Metelimumab

Monoclonal antibody
- Type: Whole antibody
- Source: Human
- Target: TGF beta 1

Clinical data
- ATC code: none;

Legal status
- Legal status: Investigational;

Identifiers
- CAS Number: 272780-74-2;
- ChemSpider: none;
- UNII: 4AR6718OL0;

= Metelimumab =

Chemical compound

Metelimumab (CAT-192) is a human IgG4 monoclonal antibody that neutralizes TGF beta 1 which had been chosen for further development for the treatment of diffuse cutaneous systemic sclerosis, also known as scleroderma.
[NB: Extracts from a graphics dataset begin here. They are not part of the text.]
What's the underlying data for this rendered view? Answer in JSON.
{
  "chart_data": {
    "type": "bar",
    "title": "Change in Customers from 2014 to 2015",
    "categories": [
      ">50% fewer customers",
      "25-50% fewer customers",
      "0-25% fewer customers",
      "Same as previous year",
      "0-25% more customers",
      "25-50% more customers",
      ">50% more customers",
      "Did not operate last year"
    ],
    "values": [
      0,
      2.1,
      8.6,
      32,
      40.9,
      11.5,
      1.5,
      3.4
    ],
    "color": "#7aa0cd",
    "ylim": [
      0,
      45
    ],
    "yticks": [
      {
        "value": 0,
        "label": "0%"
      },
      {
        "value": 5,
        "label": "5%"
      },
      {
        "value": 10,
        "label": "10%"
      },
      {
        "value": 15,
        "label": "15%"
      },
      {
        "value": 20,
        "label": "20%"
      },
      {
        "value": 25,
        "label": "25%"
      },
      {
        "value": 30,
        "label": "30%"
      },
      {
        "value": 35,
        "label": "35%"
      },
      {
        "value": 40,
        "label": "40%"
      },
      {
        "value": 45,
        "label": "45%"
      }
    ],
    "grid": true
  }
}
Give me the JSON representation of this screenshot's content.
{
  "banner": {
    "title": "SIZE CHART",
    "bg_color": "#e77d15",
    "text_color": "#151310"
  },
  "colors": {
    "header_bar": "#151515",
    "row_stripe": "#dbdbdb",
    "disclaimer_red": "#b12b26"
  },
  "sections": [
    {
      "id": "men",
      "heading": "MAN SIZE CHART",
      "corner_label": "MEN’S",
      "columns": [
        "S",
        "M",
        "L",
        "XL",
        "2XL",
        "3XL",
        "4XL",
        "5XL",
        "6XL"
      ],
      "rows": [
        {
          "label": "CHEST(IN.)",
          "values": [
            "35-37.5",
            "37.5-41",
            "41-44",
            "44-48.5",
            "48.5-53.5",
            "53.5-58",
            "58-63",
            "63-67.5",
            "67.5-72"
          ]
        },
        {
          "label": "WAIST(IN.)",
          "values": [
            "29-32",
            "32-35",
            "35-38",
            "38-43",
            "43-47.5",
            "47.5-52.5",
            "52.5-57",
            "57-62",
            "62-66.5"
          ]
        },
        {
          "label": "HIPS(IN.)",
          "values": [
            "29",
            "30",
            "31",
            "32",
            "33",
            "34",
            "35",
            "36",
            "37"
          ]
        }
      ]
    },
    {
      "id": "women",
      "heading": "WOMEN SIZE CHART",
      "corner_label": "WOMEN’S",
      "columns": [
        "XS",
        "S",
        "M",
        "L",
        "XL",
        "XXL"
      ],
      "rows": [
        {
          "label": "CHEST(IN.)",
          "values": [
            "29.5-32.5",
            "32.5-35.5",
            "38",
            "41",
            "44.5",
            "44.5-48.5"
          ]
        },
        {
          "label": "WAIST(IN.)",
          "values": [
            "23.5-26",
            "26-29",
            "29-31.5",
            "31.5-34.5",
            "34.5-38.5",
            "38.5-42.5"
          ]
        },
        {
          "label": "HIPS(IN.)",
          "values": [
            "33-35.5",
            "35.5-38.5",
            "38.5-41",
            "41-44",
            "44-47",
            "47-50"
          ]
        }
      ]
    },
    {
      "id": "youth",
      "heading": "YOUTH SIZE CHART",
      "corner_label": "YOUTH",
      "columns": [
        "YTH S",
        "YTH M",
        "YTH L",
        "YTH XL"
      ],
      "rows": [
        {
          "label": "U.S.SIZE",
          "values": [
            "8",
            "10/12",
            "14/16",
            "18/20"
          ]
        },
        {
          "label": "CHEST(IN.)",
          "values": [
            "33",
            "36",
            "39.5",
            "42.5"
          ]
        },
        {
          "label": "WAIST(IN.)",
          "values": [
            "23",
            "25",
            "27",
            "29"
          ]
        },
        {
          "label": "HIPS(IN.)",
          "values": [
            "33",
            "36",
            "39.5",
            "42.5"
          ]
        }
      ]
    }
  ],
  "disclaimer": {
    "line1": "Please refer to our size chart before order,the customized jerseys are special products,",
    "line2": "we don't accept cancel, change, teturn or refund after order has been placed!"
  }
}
It was dropped from further development in favour of fresolimumab, which was being developed by Genzyme as of 2006.

== History ==
Metelimumab was isolated by Cambridge Antibody Technology (CAT) using its phage display technology. In 2000, CAT signed a collaborative deal with Genzyme to further develop TGF beta antibodies.

In 2004, CAT and Genzyme revealed that Phase I/II trials of metelimumab for scleroderma showed this antibody to be safe and well tolerated across all dose levels, although no conclusions regarding efficacy of the compound could be made.

Initial trials targeted the skin condition scleroderma but, after some unsuccessful clinical trial results, the product was dropped in favour of fresolimumab, which was being developed by Genzyme as of 2006.